The Indian economy is picking up momentum and the present government seems to have its heart and mind in the right place, with a special thrust on cleaning of rivers, contributing towards water security. The new government’s “Cleaning of the Ganga” and pollution free rivers agenda has come at an opportune time, when the world is having several dialogues, with all roads leading to the UN Climate Change Conference in Paris in 2015, where in, there would be important discussions on frameworks to limit global warming to below 2°C, The sanction of INR 2037 crores for ‘Namami Gange’, is clearly a first step in the right direction to mitigate climate change.

However, monetary intervention needs to be clubbed with any ecosystem intervention that requires careful consideration of various inter-linked activities and institutions. For instance, if the flow of the river is important for cleansing it, then limited water would require to be drawn for irrigation purposes, which may result in adverse effect on agriculture. To counter this adverse effect, irrigation practices would have to become more efficient, by utilizing newer technologies like drip irrigation methods.

namita vikas

In addition, there are issues with upstream and downstream regions and dispute settlement mechanisms which may need to be sorted out along with cleaning rivers and can be an uphill task. However, the positive here is that the starting point is defined and there are many activities which are low hanging fruits with little or no repercussion at all on the ecosystem. Upfront the primary task should be to identify these low hanging fruits.

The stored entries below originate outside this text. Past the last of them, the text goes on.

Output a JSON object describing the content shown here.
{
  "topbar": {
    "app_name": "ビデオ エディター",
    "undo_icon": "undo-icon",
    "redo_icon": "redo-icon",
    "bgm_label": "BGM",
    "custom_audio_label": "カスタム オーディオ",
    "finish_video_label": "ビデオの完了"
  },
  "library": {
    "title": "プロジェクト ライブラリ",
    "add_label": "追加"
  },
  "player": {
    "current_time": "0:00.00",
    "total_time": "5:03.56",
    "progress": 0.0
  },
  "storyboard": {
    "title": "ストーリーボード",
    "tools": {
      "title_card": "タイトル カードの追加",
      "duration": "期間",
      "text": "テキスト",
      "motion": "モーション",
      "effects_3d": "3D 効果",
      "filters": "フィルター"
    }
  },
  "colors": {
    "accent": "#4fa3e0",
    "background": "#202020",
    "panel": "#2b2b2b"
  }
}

Amongst all the Indian rivers, the most important is holy Ganga. Besides, its economic significance, it is cardinal from a spiritual relevance. So far, the Ganga has received maximum amount of public resources and attention; yet as the table below explains, the river has unacceptable levels of almost all biochemical parameters. The river is not suitable for bathing, drinking, irrigation, and for aquatic flora and fauna.

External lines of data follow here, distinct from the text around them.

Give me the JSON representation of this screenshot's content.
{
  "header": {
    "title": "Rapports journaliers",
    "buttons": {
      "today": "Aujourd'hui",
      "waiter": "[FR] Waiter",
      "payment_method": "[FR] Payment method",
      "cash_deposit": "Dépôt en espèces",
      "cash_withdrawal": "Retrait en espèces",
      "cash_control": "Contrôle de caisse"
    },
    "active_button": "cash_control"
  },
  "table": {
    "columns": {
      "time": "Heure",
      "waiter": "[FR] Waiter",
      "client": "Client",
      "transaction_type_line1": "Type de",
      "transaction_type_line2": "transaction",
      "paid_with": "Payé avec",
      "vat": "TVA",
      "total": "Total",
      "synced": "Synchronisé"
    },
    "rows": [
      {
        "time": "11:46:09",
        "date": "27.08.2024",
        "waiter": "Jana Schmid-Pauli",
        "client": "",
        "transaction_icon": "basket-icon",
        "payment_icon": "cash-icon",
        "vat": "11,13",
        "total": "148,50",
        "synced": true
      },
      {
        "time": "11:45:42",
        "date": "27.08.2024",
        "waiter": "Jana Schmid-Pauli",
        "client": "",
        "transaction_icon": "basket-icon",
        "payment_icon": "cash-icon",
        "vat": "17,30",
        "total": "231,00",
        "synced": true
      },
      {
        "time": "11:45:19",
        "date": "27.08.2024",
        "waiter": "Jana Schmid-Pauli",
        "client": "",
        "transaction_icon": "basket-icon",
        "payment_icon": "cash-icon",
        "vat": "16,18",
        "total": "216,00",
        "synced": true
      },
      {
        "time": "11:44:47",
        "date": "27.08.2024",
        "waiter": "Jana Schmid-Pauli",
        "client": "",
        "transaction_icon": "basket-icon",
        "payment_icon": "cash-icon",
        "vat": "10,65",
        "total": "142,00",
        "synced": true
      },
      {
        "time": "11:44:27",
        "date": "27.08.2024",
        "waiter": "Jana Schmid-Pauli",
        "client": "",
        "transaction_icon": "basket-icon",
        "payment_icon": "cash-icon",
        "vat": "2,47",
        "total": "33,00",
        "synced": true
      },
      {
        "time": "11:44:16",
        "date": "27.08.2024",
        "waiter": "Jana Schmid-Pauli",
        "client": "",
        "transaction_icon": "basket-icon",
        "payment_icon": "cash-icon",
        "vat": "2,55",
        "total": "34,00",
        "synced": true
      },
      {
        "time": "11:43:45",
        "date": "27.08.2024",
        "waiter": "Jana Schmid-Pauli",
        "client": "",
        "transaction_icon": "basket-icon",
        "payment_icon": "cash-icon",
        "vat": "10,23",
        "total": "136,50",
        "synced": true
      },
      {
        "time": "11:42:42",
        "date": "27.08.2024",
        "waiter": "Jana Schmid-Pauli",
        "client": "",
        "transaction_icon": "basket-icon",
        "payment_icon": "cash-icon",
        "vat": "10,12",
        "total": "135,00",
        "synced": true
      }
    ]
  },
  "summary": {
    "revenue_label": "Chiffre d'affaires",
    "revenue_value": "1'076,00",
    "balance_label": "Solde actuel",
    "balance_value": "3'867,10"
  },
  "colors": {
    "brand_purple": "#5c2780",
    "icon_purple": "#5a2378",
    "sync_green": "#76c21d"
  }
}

There are also many other environmental contaminants such as heavy metals, pesticides, and persistent organic pollutants (POPs) which need to be evaluated and monitored regularly, which is presently not looked at with the attention required. There may be a need for the pollution parameters to be monitored more frequently and at multiple places, and definitely district wise. In fact some of the water quality parameters were last monitored in 2009.

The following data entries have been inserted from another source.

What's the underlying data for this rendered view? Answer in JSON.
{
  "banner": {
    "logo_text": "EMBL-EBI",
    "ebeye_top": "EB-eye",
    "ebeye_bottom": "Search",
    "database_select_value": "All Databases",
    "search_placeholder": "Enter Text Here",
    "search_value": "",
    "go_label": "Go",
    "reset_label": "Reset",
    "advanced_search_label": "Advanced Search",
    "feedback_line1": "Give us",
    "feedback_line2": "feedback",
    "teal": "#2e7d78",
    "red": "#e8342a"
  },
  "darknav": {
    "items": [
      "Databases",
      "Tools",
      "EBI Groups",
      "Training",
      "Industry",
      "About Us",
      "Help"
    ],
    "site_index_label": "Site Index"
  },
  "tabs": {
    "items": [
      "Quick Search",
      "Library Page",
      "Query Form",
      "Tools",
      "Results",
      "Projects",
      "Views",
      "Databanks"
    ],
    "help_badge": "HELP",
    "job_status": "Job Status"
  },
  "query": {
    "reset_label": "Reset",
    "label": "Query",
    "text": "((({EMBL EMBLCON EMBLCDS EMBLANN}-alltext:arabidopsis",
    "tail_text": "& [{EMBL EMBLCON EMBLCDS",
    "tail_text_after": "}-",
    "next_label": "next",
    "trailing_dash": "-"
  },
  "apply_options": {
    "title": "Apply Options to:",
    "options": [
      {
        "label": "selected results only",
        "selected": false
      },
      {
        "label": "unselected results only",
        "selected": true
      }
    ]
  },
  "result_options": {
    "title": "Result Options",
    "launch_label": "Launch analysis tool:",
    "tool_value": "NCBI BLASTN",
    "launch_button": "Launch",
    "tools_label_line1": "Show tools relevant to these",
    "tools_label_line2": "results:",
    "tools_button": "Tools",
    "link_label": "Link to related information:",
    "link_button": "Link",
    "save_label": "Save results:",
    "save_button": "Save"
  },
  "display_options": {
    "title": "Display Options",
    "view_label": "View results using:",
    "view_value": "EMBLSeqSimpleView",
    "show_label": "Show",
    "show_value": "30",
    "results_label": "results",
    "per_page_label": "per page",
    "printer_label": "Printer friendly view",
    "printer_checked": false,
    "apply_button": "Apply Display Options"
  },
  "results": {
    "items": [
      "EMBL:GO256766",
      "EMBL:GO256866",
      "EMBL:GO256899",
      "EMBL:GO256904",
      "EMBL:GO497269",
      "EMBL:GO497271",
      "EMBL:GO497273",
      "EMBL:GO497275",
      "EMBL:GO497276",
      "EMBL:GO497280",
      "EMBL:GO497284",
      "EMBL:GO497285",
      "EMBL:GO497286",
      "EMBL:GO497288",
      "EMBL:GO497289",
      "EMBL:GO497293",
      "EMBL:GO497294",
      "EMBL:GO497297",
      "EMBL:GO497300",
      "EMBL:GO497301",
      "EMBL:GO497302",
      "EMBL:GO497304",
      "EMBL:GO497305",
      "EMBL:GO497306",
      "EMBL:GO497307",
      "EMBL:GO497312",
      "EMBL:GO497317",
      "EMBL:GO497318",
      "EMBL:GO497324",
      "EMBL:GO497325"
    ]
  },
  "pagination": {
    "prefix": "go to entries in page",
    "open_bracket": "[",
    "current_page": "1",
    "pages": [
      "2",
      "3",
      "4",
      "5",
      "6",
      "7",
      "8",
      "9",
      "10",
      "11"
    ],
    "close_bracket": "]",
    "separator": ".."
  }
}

Parameter pH value Conductivity for irrigation Dissolved Oxygen (DO) Bio chemical Oxygen Demand (BOD) Faecal Coliform
Important for drinking purposes irrigation aquatic life of flora and fauna aquatic life of flora and fauna bathing
Acceptable Range 6.5-8.5 2250 μmhos/cm more than 4 mg/l less than 3 mg/l less than 2500 MPN/100ml
Reported 6.5-8.59 68-4460 μmhos/cm 4.3-9.2 mg/l 0.2-16.0 mg/l 0-400000 MPN/100ml
Verdict Not suitable Not suitable   Not suitable Not suitable

Source: Ganga Basin Report, 2014; Government of India, Ministry of Water Resources

A holistic approach therefore is much needed, not just to clean the river, but to monitor and maintain data on various environmental parameters  which in itself will be a great avenue for livelihood generation too.

Citing the example of the requirement of regular evaluation of pollution parameters, propels a business opportunity for entrepreneurs at district level, where water testing centres could be established to get accurate and timely data.

To create resilient infrastructure it may be important to first create an inventory of information, and methods to percolate information across a wide range of stakeholders. These district/sub districts/municipality specific water/air testing centres may be useful, as then they are equipped with water and air quality information collection and dissipation centers which would help in creating infrastructure for resilience and assist various government agencies or even the private sector too.

In addition from a green employment perspective, creation of resilient infrastructure would not only be environmentally sound, but also fuel employment generation.

Further, since the market for sustainability centric information is growing rapidly, and clients range from governments, corporates to individuals; access to sustainability information (including river water quality) needs to be localized.

Rather than putting pressure on public finances which in any case are stretched, entrepreneur driven models in a public private partnership may give effective results ensuring flexibility, adaptability and granularity required for running an efficient water and air quality center at a local level.

There are evidences how such centers can be structured and financed (e.g. Agriclinincs by NABARD or village level solar charging stations), with financial institutions across the board, right from major banks to small micro finance agencies can all play a role.

Their acquired knowledge on forming special purpose vehicles (which can be made out of a amalgamating many neighboring information centers together) or public private partnerships working closely with central and state governments would be useful in making such a format successful.

By now it is an established fact, that clean rivers yield great dividends in a democracy. Clean rivers, not only provide greater water security, but result in sustainable development which will impact livelihoods, preservation of natural capital and enable social empowerment.
[The author is Senior President and Country Head- Responsible Banking & Chief Sustainability Officer, YES BANK Ltd.]